The add2 chord is very similar to the add9 chord; the notes are in fact the same, but the difference is that the add2 and the add9 notes belong to different octaves. A common major chord includes the first, the third and the fifth notes in its scale. By adding the second note, you get an add2 chord.
So if C major is used as an example, what happen is that C, E and G changes to C, D, E and G.
Notice that sometimes the exactly same fingerings are used for add9 chords. The ambition is to present two different chords with the correct order of notes, but you will be okay if you use an add2 chord instead of Add9 or vice versa.
To explain the difference between these, we could compare Eadd2 with Eadd9. The added note is in this case F#. In Eadd2, the F# is played as the third tone when strumming down strokes. In Eadd9 the F# tone is played as the last tone when strumming down strokes.
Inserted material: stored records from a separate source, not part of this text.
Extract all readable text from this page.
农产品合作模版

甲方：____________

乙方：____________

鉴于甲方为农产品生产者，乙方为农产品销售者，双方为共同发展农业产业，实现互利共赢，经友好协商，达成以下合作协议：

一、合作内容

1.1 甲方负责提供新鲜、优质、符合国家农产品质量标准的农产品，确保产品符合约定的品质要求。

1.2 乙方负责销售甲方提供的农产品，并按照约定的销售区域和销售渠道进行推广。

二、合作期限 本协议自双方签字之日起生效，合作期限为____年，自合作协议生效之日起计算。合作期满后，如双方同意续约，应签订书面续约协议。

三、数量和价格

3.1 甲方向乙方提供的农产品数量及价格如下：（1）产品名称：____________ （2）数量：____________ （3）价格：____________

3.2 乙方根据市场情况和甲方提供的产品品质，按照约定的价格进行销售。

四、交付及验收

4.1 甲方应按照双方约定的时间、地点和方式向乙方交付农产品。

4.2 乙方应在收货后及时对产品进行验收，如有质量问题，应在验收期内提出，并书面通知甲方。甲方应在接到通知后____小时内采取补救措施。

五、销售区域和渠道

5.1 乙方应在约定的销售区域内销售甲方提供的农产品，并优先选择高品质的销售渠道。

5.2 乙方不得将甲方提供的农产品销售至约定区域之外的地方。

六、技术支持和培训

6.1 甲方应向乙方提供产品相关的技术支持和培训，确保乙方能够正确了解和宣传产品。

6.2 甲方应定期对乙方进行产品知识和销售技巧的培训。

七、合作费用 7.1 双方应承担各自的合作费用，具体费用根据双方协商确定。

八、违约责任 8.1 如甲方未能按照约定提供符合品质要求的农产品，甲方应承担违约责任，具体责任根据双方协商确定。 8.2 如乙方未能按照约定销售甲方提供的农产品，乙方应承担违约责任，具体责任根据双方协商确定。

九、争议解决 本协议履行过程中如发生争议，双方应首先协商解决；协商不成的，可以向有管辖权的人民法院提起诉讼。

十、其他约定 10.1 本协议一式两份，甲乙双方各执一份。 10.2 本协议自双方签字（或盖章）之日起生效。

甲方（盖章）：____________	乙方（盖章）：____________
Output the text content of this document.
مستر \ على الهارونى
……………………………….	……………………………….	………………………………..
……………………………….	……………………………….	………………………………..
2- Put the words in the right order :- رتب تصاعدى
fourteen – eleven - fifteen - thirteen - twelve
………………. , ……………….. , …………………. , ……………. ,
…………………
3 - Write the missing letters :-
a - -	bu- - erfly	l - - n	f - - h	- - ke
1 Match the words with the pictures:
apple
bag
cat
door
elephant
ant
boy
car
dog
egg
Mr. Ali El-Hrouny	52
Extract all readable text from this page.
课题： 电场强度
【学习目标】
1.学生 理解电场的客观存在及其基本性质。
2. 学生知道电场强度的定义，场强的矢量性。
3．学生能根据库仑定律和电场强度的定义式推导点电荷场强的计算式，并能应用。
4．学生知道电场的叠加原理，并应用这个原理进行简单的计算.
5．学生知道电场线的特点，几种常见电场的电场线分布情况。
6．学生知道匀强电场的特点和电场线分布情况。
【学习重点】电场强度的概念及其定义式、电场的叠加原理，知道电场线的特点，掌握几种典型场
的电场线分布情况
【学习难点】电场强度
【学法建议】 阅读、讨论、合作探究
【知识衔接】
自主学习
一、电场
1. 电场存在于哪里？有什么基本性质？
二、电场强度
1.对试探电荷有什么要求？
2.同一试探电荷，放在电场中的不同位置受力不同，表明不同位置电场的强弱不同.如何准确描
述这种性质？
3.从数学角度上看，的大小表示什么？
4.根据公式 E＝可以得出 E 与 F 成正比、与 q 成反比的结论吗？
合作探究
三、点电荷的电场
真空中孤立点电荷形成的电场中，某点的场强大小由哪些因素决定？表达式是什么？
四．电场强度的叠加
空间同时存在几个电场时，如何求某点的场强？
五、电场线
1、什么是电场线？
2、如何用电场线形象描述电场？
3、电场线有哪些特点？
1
The difference is in other words small, you can hear some change in the timbre, but if you feel you don't want to memorize both shapes it's alright to use the same shape in all situations when any Eadd chord is indicated.
Sometimes these chords are just referred to with the number two in the chord name, as C2, D2, E2 and so on.
The Badd2 chord has no easy fingering. An alternative to the pictured chord is X2464X. Dadd2 can also be played as XX4230 (Dadd2/F#).
Chord progressions with add2 chord
Some examples of progressions using add2 chords:
C - Cadd2 – Fadd2
C – Cadd2 – D
Aadd2 – D6 – Emaj7
Minor add chords
Less common is the minor add chords.
The minor add2 is close related to the minor add9 and are in a sense equivalent. Yet, if you are meticulous with the sound, you probably want the added tone closer to the root note when choosing minor add2 instead for minor add9.
Chord progressions with minor add chord
A progression using minor add2 chords:
Em – Emadd2 – Am – Amsus4
Existing, but quite uncommon is the related add4.